Computational oil spill models such as OILMAP and SIMAP have been in development for over 40 years. The models are validated against real-world release and used extensively in the United States and internationally to meet regulatory requirements and to develop recommendations and guidelines. They are frequently used by industry, government, and academia. SIMAP was derived from the Natural Resource Damage Assessment Model for Coastal and Marine Environments (NRDAM/CME) (French et al., 1996), which was developed for the U.S. Department of the Interior as the basis of the Comprehensive Environmental Response, Compensation and Liability Act of 1980 (CERCLA) Natural Resource Damage Assessment regulations (as amended) for Type A. These comprehensive oil spill modeling tools have been developed to predict the trajectory (i.e., movement) and fate (i.e., behavior and weathering) of released hydrocarbons into water. The state-of-the-art capability of the oil fate and impact assessment model SIMAP is ideally suited to simulate spill scenarios from PPWs (French et al., 1996; French McCay & Rowe, 2004; French McCay et al., 2004). For wrecks known or suspected to contain chemical hazards, the CHEMMAP model can be applied to simulate spills and measure impacts in a similar fashion to the oil spill modeling but for chemicals which have different behaviors once released into the environment (French McCay, 2001). Using the data from the trajectory, fate, and effects modeling in SIMAP and CHEMMAP, with the addition of the appropriate spill response within the model simulation, the costs and damages from the resulting oil and chemical spills are then calculated. This methodology has been applied in several studies (Etkin et al., 2003, 2006; Etkin & Welch, 2005; French McCay et al., 2005). In addition to the RULET study, oil spill modeling tools have been used to assess the risk from PPW, specifically, and helped to prioritise oil removal operations (Etkin et al., 2009; Etkin, 2019).

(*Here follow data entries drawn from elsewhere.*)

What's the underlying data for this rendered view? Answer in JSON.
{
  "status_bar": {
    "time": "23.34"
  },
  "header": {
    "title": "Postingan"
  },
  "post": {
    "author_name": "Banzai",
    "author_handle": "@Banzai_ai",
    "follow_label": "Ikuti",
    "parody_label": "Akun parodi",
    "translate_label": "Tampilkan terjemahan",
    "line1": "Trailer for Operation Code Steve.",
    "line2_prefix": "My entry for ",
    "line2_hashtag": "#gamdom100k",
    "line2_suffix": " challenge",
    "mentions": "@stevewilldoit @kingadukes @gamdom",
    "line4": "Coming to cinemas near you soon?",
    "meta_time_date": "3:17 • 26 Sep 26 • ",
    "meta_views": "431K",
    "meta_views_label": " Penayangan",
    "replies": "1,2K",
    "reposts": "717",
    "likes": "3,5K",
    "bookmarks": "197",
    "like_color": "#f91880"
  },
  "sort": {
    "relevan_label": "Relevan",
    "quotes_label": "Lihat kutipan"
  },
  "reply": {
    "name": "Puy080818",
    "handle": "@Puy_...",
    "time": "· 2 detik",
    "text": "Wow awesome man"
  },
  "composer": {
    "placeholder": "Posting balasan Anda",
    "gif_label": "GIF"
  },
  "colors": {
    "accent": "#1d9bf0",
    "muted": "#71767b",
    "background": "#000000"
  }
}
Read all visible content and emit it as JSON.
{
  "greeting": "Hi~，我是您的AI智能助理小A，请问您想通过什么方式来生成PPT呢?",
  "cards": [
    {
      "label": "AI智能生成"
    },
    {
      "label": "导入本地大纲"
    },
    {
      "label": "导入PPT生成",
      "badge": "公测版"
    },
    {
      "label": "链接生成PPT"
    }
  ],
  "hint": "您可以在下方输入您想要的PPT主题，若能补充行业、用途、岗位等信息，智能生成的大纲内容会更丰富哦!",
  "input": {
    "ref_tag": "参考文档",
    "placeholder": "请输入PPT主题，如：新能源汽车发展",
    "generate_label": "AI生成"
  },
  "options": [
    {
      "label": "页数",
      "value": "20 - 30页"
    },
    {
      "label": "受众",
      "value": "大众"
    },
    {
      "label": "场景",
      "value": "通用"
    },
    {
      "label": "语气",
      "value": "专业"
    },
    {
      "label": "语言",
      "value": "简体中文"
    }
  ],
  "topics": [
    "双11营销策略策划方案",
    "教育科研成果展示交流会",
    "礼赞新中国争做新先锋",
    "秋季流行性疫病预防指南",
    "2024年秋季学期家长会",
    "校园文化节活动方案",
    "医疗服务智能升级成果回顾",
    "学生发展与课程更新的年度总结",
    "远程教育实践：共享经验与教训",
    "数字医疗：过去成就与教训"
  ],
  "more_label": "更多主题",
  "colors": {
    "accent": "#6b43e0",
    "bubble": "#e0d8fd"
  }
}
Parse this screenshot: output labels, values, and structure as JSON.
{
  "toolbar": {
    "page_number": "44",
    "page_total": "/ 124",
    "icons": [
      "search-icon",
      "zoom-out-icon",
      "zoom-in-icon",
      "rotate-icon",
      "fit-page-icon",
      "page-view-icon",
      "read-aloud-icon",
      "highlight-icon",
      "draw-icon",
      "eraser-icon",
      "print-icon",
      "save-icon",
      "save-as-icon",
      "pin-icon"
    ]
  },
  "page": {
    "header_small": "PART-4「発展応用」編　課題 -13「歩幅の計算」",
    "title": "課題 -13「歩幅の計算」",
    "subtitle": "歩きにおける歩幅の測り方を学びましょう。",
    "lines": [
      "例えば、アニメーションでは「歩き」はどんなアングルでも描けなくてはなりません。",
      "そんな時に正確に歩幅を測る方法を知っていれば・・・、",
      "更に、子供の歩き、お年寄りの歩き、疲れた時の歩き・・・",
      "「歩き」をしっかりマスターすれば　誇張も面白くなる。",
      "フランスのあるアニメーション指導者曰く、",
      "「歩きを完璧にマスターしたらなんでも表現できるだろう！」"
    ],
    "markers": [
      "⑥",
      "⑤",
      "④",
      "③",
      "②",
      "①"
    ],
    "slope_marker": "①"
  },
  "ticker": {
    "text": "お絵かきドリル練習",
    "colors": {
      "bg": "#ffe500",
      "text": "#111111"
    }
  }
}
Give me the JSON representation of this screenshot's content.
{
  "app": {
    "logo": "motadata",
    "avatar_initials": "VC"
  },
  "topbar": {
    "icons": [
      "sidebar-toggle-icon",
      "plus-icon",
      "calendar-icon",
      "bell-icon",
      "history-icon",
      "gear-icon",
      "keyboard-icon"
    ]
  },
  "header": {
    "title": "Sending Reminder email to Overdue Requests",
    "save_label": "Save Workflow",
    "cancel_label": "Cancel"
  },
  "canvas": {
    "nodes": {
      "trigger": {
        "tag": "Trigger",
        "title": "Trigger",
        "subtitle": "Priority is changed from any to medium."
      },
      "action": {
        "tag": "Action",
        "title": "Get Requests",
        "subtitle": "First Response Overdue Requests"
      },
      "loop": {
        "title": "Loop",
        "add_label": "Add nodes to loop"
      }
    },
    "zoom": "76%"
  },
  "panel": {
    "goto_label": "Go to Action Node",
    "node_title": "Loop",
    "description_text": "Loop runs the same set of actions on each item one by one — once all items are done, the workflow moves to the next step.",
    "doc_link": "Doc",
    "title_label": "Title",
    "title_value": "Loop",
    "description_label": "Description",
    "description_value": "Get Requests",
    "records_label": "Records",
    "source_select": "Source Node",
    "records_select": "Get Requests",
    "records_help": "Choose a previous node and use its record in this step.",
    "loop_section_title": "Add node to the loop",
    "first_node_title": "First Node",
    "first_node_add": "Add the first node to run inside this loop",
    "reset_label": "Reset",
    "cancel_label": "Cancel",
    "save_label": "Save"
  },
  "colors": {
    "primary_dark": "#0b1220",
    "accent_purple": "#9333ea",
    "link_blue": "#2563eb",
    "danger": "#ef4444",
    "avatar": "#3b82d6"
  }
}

Oil spill modeling tools incorporate site-specific and season-specific geographic and environmental variables (e.g., winds, currents, tides, waves, habitat data, bathymetry, temperature, salinity, etc.), as well as the product-specific chemical and physical characteristics of the hydrocarbons to effectively predict its movement and behavior in the environment (Fig. 3.1). They use wind data, current data, and transport and weathering algorithms to calculate the mass of oil components in various environmental compartments (water surface, shoreline, water column, atmosphere, sediments, etc.), oil trajectory over time, surface oil distribution, and concentrations of the oil components in water and sediments. SIMAP also contains physical fate and biological effects models, which estimate exposure and impact on each habitat and wildlife species (or species group) in the area of the spill. Environmental, geographical, physical-chemical, and biological databases supply required information to the model for computation of fates and effects. Seasonal and spatial variations in wildlife populations, particularly migratory birds (which may or may not be present at specific points throughout the year), are incorporated into the modeling databases when available. SIMAP and CHEMMAP can therefore be used to determine the potential biological effects (i.e., acute mortality) that may result following a release of oil and/or chemicals.

Fig. 3.1
An illustration of the ocean water cycle. It includes mechanical cleanup, surface slicks, dispersants, suspended particulate matter, and dissolved M A H and P A H, wind with wind drift, net current transport, and turbulent mixing.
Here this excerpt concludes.